I looked up No. 87 and found that it was a telegram from the Admiralty to the British Naval Attache in Washington asking him to ascertain from the Navy Department what their intention was in regard to the disposition and use of the yachts “NAHMA”. Admiral Duff, however, took his telegram to mean that the Navy Department had given you free hand as to the use and disposition of the destroyers and that for this reason you could allocate a number of them to convoy duty whenever you might see fit to do so.6
As this question is an important one I am sending you a telegram through the Admiralty in regard to it reading as follows:-
“Admiral Duff enquires if and when you can allocate sufficient destroyers to convoy duty to have 8 available at all times for use in escorting through submarine zone one convoy per week from New York.”7
Very sincerely yours,
Source Note: Cy, DNA, RG 45, Entry 517. Babcock was Sims’ aide. Sims was then at Queenstown in temporary command of the base there.
Footnote 1: Rear Admiral Sir Alexander L. Duff, Assistant Chief of Naval Staff.
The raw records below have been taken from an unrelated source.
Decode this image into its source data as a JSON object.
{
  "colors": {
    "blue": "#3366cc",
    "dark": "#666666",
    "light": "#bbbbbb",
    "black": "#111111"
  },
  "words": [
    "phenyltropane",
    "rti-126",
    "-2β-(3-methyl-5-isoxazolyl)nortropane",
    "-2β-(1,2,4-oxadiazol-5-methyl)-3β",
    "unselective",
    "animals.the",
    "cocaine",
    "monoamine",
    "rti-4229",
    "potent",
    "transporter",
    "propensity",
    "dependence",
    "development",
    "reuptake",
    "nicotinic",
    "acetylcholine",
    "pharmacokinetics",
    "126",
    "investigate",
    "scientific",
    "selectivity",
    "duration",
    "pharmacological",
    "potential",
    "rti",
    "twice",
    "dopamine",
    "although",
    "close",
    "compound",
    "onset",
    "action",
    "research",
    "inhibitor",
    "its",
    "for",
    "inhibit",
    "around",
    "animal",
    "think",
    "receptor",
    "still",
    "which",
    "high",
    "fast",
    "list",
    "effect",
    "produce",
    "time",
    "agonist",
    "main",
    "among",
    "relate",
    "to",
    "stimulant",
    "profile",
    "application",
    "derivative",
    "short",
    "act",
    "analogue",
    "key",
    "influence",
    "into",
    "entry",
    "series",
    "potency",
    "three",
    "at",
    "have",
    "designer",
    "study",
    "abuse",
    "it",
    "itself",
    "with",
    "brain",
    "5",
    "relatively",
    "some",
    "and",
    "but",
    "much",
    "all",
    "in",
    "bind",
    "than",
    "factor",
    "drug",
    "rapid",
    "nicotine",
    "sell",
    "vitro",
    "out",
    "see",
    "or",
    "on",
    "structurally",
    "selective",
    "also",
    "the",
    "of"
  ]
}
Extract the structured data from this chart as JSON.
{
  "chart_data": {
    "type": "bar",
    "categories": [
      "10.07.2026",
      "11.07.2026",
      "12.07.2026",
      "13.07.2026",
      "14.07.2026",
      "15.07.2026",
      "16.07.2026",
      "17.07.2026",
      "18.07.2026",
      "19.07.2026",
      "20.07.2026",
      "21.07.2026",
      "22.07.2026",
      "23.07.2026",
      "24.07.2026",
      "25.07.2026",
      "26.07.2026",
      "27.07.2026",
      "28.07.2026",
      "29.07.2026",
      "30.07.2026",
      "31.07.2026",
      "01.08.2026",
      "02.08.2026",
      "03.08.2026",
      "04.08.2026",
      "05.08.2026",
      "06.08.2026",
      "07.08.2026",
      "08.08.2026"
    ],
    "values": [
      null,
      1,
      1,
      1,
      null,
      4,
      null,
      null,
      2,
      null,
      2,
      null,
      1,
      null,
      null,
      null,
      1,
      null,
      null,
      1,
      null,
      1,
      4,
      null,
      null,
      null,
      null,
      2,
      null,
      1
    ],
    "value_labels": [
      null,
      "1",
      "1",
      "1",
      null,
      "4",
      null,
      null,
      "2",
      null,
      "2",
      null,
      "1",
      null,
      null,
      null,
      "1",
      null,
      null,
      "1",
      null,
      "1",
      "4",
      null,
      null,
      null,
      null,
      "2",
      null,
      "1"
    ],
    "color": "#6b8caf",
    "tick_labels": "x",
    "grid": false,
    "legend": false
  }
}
Footnote 2: The first convoy departed from Hampton Roads on 24 May 1917 and reached Britain safely on 9 June. with the first regular convoy departing from the same location 4 July 1917. Still Crisis at Sea: 345,348. Stackhouse, The Anglo-American convoy system in World War I 1917-1918: 35.
Footnote 3: See: Sims to Josephus Daniels 14 June 1917; Sims to Daniels, 16 June 1917; and Sims to Daniels 20 June 1917.
Footnote 4: Convoying took destroyers away from the anti-submarine patrol. Although the Admiralty and Sims were beginning to commit to constructing a system of convoys, anti-submarine patrols in the Western approaches to the British Isles and in the Irish Sea were still seen as a viable and necessary form of anti-submarine warfare. Here Duff is essentially asking Sims to commit destroyers for regular convoys but also requesting him to obtain more craft suitable for anti-submarine warfare from the U.S. Navy Department. See: Sims to Daniels, 20 June 1917.
Footnote 5: The first troop convoy left from New York on 14 June 1917 and was en route when this cable was sent. Still, Crisis at Sea: 357.
Footnote 6: NAHMA was a Scottish armed yacht transferred to the United States Navy. It would serve with the United States Navy out of Gibraltar. See: Josephus Daniels to William S. Sims, 9 June 1917.
Footnote 7: On this date Duff also sent this request by telegram through Reginald E. Gillmor.